A summary of an article in The Journal of the Whatcom County Historical Society by Dan Hammill pp 38-54 entitled “Peace Underground: Quietly Helping War Resisters Reach Safety in Canada.” (not yet posted on the Historical Society website at this date 4/1/2022)
by John M Repp
This article tells us about a story from Bellingham during the Vietnam War, from 1966 to 1973. There were similar efforts in many other locations around the U.S, but the proximity of Bellingham to Canada was an impetus to the efforts described here. The article contains short biographies of some of the key figures, many of whom are now dead.
Nearly 50,000 draft age men emigrated to Canada during the Vietnam war. Many had help from informal networks. Standing out is the fact that the people who played a role in the network did not talk about it to each other, nor was it reported to the public. Even an “underground” newspaper like Northwest Passage, circulating in Bellingham, did not report any details of the effort. There was good reason for the silence. Helping young men emigrate to Canada to avoid the draft was a Federal Crime.
There were safe houses up near the border where some draft resisters escaped through the woods at night. One common method was for a “family” with an older couple and their “younger” boy with a few other even younger children would pose as a family driving up to Vancouver for a day trip. They all were careful to appear like a conservative family from the 1950’s. Another way was to play frisbee in Peace Arch State Park and the draft resister would gradually move into the Canadian side of the park and then be picked up by someone on the other side. The border in that park was “very porous” at that time. After 9-11, that changed.
The military and the FBI had no idea what was going on. There is a memo from May 2, 1970, that has been declassified, that was sent from military intelligence to the FBI about military deserters. I will quote from the Historical Society article: “a group called THE MOVEMENT was hell-bent on destroying capitalism and replacing it with a socialist republic. It was doing so by aiding deserters ‘prior to and after entering Canada to become a paramilitary part of its organization.’” The paranoia we see now in some of the right-wing groups was present in some sectors of military intelligence and the FBI during Vietnam. The young draft-resisters were fleeing a war that they opposed. They were not trying to build socialism. The memo shows how out of touch the “intelligence services” were to the draft resistance going on right under their noses.

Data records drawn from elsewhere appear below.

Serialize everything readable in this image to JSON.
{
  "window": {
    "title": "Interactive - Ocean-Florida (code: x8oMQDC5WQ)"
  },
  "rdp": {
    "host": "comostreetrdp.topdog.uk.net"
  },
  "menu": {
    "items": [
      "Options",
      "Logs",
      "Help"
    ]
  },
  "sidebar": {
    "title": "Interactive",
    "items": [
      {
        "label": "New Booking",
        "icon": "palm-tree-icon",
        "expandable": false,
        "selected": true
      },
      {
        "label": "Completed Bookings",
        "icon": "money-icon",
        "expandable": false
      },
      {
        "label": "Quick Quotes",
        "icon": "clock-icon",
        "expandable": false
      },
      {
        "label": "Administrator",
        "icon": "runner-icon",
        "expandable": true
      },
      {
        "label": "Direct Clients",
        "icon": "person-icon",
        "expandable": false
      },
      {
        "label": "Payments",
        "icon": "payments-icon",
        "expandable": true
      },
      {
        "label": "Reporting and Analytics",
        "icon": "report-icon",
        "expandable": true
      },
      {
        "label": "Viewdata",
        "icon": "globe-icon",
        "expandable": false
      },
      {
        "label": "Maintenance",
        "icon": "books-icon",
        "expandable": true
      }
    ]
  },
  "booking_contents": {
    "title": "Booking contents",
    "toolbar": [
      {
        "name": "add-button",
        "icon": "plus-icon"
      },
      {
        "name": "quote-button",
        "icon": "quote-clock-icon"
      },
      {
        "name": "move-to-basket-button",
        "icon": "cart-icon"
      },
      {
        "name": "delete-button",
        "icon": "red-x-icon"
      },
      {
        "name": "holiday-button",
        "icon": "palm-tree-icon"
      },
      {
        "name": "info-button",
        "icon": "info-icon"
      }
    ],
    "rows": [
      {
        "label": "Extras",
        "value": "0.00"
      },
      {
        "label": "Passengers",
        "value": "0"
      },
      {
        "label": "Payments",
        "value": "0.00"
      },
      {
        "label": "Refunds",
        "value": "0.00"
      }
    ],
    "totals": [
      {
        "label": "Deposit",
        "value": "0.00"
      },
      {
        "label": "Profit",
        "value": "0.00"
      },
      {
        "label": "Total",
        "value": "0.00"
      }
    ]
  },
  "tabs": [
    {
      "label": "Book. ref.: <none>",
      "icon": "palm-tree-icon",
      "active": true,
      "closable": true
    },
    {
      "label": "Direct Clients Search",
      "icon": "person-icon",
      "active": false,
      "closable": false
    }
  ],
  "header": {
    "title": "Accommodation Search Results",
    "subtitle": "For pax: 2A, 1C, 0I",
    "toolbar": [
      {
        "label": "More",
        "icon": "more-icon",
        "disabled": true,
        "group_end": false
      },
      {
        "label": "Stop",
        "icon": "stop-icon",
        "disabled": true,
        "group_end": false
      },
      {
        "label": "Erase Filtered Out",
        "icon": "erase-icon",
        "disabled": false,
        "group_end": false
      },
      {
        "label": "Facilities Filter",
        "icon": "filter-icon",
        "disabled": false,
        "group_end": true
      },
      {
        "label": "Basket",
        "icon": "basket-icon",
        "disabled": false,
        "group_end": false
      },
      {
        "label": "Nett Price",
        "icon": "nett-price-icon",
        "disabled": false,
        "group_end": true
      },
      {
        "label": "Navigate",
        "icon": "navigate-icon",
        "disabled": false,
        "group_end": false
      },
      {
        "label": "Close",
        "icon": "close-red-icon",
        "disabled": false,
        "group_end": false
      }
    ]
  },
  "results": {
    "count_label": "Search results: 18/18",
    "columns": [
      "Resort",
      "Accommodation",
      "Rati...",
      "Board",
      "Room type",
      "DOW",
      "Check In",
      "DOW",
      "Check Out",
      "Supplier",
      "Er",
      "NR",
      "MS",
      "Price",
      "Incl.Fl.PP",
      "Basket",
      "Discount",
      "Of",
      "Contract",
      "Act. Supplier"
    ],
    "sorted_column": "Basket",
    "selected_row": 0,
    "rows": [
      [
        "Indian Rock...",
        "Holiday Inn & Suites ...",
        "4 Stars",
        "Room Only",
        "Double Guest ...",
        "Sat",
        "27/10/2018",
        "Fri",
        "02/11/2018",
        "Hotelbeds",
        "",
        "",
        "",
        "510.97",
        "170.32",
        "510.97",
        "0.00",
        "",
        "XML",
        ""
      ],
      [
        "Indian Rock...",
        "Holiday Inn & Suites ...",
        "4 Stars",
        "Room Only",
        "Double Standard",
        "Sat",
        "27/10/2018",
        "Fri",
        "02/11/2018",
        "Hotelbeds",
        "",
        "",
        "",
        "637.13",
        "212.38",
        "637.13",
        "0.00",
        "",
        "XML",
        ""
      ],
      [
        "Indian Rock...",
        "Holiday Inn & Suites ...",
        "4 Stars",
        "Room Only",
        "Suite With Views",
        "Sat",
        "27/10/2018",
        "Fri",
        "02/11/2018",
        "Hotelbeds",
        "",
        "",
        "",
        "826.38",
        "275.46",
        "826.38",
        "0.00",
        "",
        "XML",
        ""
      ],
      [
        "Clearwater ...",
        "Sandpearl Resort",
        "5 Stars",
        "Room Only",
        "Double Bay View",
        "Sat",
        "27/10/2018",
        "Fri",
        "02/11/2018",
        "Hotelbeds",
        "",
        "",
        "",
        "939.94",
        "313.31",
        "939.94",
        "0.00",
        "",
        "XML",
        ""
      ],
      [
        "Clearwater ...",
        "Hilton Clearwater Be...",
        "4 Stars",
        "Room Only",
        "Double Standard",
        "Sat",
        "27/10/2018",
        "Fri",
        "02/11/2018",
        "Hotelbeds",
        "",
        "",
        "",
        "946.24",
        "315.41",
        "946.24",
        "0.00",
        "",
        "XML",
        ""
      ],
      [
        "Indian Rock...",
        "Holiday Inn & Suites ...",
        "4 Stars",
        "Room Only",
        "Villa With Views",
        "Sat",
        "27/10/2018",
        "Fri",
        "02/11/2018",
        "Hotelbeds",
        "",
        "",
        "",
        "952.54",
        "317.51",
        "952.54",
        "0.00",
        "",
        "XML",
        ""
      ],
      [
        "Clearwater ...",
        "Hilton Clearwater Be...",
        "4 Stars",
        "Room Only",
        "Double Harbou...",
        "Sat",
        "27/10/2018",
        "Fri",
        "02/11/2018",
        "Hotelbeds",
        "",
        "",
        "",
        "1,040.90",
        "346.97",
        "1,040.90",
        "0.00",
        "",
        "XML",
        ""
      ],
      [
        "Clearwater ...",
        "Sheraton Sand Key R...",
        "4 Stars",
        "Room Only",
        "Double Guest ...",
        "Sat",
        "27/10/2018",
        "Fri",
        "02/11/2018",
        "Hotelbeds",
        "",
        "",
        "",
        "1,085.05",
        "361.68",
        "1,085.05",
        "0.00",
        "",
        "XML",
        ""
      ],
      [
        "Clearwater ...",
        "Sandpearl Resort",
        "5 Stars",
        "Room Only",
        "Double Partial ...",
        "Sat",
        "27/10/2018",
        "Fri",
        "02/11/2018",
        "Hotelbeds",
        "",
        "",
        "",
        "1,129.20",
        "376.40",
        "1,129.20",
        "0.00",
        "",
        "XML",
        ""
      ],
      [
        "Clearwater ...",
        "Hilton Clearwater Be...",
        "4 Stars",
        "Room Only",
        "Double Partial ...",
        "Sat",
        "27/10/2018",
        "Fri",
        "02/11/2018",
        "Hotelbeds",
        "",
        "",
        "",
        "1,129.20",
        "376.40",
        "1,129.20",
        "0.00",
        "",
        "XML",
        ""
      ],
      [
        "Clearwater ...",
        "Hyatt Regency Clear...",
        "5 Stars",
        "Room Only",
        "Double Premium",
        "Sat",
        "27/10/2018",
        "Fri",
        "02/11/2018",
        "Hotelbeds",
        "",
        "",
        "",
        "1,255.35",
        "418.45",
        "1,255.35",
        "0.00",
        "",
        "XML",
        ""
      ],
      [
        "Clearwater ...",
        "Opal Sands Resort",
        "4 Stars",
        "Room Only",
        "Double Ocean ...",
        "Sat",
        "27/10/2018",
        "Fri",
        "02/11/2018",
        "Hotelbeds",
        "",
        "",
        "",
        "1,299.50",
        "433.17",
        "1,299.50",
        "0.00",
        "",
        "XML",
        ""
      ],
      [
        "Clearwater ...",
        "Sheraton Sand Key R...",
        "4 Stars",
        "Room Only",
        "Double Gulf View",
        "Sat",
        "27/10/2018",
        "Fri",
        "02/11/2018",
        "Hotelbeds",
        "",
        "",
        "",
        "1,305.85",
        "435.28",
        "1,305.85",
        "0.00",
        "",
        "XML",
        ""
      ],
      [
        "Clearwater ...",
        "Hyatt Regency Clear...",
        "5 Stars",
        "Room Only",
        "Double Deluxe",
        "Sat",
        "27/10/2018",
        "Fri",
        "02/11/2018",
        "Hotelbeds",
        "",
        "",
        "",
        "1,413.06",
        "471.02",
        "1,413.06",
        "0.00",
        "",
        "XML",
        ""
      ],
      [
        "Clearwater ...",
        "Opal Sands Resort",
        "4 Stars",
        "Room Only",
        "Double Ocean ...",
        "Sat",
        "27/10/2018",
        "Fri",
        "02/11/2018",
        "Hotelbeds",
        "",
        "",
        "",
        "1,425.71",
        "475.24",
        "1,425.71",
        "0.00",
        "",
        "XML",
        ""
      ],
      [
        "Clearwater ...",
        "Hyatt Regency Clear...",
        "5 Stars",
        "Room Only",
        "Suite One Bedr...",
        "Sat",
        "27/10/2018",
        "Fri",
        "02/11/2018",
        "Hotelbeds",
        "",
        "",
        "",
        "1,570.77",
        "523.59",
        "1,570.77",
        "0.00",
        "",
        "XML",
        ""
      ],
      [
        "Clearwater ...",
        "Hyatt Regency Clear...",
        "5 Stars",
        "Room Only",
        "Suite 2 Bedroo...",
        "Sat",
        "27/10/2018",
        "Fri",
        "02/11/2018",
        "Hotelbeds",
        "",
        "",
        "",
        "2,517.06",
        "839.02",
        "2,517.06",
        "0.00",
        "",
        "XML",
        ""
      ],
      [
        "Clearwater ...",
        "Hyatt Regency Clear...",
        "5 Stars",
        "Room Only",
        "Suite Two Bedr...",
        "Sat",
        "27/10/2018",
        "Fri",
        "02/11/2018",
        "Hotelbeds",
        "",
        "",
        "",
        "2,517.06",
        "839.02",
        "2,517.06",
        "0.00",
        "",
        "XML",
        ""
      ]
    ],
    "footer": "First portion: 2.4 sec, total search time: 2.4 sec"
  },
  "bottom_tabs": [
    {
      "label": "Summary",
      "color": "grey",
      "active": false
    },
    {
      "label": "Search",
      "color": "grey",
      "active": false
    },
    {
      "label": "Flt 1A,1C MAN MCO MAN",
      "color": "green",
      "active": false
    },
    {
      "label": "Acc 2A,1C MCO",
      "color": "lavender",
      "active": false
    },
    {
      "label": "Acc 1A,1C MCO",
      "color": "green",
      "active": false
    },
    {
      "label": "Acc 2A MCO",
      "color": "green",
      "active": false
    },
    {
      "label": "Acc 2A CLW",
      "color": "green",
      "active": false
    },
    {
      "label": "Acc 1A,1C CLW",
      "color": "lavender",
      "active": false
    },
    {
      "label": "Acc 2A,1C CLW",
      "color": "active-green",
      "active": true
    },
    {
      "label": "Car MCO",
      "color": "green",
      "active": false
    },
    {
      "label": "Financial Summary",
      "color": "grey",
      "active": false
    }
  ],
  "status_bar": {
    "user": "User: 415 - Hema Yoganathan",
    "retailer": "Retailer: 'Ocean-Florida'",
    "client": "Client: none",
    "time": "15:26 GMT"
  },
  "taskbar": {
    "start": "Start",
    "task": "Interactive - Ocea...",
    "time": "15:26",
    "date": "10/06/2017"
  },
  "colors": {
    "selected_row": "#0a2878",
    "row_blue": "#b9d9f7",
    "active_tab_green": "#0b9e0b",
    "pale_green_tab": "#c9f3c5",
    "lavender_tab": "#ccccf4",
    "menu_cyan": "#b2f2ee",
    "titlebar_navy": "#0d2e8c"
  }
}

The key to the success of the underground draft resistance was the discipline manifested by the silence the participants were able to maintain. The article contrasts that silence with the gabbiness so evident in the social media platforms we have today. But if the stakes were as high as they were during the Vietnam war era, I would expect people could again be disciplined and discreet.
Peace Arch Park, on the border of the U.S. and Canada, where the frisbee game was played.